Ci sono aspetti nei quali mi attengo strettamente ad esso e altri in cui lo ho “adattato” alle esigenze della mia attività.

Nel momento del cerchio narrativo rispetto con scrupolo le regole di ascolto, di non intervento, di ritualità. Inoltre cerco in assoluto di non introdurre, né sollecitare elementi performativi nelle narrazioni, separando nettamente il momento dei contenuti e quello della forma.

Non sono invece fiscale sull’obbligo autobiografico, talvolta, ad esempio, uso il metodo per invitare a raccontare storie immaginate. Personalmente credo che ciascuno finisca per parlare di sé e di ciò che gli sta a cuore anche quando crede d’inventare o di attribuire storie ad altri. L’àncora autobiografica è utile per far sembrare più facile il compito di raccontarsi, ma quando riesci a farlo attraverso storie non propriamente tue, non propriamente vere, raggiungi l’obiettivo con un amplificato spazio di libertà.

Dopo la narrazione “classica” però, il materiale raccontato diventa oggetto di rielaborazioni, selezioni, interventi per inserirlo in una struttura idonea ad andare in scena. Le storie si scambiano, il narratore non è l’autore, e diventano patrimonio comune del gruppo, materia lavorabile.
In questa fase cominciamo a preoccuparci di “come raccontare”, di “cosa è efficace” per la restituzione al pubblico.
I partecipanti attraversano un percorso che inizia con il disagio nel separarsi dalla propria storia e nel vederla inevitabilmente trasformata, seguito però dal riconoscimento e dal piacere di scoprire il senso proprio arricchito dal contributo degli altri, dalla sorpresa e l’orgoglio nel vedere i propri racconti, inizialmente personali e circostanziati, moltiplicare le letture possibili e acquisire una dimensione artistica.
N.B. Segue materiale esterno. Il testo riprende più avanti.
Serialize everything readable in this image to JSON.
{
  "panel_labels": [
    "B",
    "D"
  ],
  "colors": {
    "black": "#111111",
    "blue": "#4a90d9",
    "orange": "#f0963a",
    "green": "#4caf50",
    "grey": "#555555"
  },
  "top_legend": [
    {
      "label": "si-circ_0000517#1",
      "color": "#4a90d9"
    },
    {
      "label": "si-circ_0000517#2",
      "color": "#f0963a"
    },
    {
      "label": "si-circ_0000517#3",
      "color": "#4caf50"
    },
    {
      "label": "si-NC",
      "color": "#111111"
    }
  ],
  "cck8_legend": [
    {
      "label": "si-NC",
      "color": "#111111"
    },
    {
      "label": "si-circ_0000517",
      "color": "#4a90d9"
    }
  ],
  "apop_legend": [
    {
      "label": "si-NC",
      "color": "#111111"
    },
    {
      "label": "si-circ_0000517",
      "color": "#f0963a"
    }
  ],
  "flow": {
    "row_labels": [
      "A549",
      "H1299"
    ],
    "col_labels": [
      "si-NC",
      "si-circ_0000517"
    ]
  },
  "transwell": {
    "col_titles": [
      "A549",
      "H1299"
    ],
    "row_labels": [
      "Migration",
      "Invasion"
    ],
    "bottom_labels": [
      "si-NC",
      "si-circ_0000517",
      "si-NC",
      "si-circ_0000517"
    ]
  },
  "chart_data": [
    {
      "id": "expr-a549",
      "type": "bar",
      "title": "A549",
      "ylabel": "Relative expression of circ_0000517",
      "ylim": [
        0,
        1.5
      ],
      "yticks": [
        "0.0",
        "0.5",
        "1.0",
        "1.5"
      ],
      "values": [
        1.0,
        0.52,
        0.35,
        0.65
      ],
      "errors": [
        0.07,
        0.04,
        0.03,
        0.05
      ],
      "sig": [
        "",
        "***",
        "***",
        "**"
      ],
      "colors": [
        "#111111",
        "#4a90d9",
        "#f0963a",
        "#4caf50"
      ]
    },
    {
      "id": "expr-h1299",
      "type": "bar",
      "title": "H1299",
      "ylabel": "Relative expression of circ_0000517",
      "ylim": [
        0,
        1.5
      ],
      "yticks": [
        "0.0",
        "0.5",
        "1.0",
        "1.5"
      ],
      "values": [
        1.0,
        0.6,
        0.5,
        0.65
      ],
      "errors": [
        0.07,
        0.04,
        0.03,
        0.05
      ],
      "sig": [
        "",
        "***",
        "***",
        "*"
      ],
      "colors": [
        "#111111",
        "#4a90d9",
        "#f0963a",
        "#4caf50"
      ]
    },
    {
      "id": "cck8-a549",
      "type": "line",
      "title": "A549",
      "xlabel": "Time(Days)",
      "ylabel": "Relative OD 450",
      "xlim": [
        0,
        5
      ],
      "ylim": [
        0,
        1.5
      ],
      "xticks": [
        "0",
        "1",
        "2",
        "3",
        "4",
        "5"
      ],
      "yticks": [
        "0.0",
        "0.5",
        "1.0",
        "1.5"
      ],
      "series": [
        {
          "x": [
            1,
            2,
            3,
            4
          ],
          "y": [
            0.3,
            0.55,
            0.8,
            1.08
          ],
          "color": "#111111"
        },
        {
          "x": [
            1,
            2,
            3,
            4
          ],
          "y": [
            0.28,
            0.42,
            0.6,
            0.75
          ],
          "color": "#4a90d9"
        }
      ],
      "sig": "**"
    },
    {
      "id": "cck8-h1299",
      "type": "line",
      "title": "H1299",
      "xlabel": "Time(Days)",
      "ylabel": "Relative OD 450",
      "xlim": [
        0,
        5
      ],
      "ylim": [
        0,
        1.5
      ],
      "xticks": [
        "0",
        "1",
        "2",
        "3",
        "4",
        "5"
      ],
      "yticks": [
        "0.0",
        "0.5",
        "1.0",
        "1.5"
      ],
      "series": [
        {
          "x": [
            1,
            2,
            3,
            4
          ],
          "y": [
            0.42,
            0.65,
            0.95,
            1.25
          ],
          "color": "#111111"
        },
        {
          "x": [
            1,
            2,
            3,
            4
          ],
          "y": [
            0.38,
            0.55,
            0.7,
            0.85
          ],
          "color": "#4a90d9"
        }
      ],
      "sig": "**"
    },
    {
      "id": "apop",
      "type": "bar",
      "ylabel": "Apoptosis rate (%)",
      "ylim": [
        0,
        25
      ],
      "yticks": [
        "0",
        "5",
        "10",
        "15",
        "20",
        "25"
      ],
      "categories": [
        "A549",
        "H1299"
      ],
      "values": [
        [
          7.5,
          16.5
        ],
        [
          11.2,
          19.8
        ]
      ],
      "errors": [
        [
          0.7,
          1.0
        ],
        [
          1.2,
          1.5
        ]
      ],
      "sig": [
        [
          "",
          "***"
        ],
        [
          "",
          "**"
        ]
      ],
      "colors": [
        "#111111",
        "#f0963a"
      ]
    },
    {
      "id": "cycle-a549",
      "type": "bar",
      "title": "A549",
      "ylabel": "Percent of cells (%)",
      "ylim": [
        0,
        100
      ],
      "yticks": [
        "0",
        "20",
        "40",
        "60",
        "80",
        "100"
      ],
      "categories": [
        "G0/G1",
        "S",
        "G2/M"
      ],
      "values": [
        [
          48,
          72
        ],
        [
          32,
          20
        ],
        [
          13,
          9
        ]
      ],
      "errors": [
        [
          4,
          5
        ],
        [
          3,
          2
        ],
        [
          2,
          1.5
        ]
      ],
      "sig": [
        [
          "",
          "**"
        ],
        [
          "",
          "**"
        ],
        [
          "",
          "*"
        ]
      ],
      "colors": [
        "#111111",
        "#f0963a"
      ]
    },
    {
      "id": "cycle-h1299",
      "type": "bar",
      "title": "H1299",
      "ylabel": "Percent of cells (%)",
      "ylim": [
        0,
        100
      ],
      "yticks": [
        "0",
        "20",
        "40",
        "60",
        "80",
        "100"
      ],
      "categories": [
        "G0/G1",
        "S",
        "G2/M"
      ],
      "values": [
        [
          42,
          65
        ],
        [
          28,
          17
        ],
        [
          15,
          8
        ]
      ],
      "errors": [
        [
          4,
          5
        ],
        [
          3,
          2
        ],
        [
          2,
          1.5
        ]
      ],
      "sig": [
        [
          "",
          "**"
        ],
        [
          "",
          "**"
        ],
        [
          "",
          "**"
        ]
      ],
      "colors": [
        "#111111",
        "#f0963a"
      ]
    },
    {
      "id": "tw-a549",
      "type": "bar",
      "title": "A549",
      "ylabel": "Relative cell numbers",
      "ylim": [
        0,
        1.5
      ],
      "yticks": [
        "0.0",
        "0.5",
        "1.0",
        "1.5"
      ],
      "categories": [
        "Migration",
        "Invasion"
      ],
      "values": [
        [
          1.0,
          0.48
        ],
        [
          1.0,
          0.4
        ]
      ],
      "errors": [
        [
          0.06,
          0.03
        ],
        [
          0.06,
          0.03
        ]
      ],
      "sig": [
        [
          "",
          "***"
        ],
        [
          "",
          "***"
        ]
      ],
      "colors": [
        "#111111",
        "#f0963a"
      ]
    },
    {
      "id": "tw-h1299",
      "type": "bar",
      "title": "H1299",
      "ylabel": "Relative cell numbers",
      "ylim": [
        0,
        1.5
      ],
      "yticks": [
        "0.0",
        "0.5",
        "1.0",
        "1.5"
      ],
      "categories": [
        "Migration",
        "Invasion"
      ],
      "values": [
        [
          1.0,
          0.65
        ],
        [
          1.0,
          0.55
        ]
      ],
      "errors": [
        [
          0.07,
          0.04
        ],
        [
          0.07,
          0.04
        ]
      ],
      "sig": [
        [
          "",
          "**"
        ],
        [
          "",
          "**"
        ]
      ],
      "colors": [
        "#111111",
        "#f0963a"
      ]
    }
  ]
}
SUI BENEFICI RELAZIONALI DELLA NARRAZIONE NEI GRUPPI TEATRALI

A differenza di quanto ci si propone nella narrazione in classe o all’interno di progetti specifici, nell’attività teatrale io non la introduco per “migliorare il clima”, allo stesso modo in cui non amo pensare di fare teatro “per educare”. Il teatro è il fine di se stesso.
Però… ho costatato che i gruppi “teatrali “che fanno insieme un percorso di narrazione intrecciano relazioni significative tra loro in tempi brevissimi, collaborano, sono più accoglienti e meno competitivi di quanto non accada nei laboratori teatrali con attività solo performativa.
E questo mi sembra un fantastico “effetto collaterale”.